Lanet Işıkları
Karanlığı bilirim.
Gecelere hakim kılınan ışıkların olmadığı, kahkahaların süs püsünden uzakta,
gözlerin hatırımıza dahi uğramayacağı rüyaların en dipsizliğinde, bir ben ve
ben olmama inat bensizliğe hakim olunan saatlerin efsunlu sesi. Çok mu cahildim
bu kalabalık yığınlarının arasında? Maske takmayı unutmuşum, yalan dedikleri
aldatma, kandırma sözlerini ruhlarıma nişan diye nakşetmemişken; zoraki gülme
yerine tebessüm, zevk yerine saygının sevgiye yad olduğu bir coğrafyada esen
rüzgar olmak? Hayatta sayılara değer vermemişken daha anlamıyorum kimse de
anlatmıyor. Sayıların şerefi ve onuru yoktur baki olan verilen yeminler ve
sözlerdir.
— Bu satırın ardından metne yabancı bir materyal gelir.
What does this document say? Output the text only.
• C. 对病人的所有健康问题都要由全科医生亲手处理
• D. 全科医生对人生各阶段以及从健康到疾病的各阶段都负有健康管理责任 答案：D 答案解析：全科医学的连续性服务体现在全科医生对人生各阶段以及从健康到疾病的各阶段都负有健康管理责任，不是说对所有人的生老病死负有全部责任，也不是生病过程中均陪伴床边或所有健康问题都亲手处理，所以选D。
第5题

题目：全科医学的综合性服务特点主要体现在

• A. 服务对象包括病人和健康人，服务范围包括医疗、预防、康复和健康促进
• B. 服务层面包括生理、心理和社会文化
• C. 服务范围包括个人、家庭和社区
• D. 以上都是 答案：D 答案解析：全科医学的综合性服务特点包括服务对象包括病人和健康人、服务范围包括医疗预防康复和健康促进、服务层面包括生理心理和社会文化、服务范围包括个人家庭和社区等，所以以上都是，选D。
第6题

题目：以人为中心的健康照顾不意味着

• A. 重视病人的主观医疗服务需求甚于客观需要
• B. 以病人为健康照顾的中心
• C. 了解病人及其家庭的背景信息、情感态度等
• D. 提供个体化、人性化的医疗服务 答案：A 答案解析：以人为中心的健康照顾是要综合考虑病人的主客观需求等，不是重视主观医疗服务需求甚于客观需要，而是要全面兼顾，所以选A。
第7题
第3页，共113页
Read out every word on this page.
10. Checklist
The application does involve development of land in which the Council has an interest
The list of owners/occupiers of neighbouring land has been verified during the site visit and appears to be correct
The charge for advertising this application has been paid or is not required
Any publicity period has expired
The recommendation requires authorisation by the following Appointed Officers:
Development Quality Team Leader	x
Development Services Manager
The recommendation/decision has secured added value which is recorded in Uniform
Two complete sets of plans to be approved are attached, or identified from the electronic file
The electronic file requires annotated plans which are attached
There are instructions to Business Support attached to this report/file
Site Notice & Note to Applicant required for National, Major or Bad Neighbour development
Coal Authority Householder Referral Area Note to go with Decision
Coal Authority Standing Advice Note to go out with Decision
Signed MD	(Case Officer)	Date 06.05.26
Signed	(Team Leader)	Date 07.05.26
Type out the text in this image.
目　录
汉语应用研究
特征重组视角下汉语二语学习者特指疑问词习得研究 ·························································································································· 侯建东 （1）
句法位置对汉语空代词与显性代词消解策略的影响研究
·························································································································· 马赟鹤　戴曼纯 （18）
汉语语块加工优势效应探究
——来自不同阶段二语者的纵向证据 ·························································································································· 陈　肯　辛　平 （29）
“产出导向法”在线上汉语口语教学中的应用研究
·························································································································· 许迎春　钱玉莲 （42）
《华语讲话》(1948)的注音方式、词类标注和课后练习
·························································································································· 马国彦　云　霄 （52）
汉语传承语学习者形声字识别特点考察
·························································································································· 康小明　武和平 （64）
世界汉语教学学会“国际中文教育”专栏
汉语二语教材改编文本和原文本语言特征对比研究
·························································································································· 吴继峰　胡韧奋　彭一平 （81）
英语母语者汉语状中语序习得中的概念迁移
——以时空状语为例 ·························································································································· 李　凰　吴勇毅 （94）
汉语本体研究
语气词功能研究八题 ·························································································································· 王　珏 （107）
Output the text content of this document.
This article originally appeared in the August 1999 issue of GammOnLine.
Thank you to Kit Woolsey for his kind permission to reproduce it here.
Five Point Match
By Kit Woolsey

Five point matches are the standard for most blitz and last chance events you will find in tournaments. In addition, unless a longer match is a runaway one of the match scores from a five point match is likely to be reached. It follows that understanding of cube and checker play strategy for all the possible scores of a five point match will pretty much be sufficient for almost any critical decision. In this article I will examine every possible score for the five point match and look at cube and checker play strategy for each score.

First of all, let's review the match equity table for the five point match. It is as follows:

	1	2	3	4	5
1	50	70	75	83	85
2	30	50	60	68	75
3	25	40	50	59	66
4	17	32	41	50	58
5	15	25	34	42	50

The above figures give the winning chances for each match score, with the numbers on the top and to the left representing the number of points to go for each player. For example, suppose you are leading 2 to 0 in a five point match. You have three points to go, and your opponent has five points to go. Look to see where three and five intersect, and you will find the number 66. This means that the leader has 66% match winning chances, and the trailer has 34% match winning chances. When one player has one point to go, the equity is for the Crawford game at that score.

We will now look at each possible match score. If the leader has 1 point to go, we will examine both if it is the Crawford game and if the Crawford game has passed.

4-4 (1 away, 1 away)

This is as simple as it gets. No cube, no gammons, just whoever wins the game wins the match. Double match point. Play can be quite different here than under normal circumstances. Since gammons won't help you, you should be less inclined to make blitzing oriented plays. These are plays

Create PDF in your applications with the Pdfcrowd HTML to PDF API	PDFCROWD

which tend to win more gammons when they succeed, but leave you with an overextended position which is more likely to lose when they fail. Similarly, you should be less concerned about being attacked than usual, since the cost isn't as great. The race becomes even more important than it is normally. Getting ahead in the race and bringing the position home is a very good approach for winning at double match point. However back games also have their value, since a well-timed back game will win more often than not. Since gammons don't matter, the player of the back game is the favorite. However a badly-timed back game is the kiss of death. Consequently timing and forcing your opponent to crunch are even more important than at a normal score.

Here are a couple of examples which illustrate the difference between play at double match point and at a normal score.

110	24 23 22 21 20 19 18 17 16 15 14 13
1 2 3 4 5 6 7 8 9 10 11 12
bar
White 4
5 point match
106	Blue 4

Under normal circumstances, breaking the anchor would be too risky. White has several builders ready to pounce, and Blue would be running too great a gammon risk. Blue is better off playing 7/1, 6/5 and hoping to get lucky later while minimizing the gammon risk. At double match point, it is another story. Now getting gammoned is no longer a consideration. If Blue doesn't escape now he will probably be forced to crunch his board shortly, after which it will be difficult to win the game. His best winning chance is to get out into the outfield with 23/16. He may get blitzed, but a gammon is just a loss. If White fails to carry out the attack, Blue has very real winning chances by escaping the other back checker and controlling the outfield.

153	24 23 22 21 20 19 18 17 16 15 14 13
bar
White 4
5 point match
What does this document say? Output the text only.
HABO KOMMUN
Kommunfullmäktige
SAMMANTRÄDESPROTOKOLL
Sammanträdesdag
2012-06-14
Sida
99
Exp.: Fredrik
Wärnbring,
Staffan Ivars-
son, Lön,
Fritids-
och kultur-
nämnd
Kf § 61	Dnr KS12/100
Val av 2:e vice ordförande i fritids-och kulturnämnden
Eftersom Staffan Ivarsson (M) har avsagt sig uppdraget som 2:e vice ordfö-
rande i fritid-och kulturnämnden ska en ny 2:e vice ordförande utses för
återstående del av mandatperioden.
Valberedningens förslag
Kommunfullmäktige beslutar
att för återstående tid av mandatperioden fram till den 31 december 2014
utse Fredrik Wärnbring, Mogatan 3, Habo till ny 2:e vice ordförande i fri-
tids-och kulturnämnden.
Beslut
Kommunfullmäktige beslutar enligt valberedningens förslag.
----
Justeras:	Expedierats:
Kaç kişi yatağında, kaç kadeh midende, kaç kuruşluk ruhun varken
elinde ki tabak kaç kuruşuna, o kuruşlar kaç kişinin alnına, o alına değen kaç
annenin dudağında bir dua yahut bir tuzlu sudan ibaret. İnsan mı insan
görmüştüm lakin burası dile dahi alınmayan insan bahçesi olsa gerek.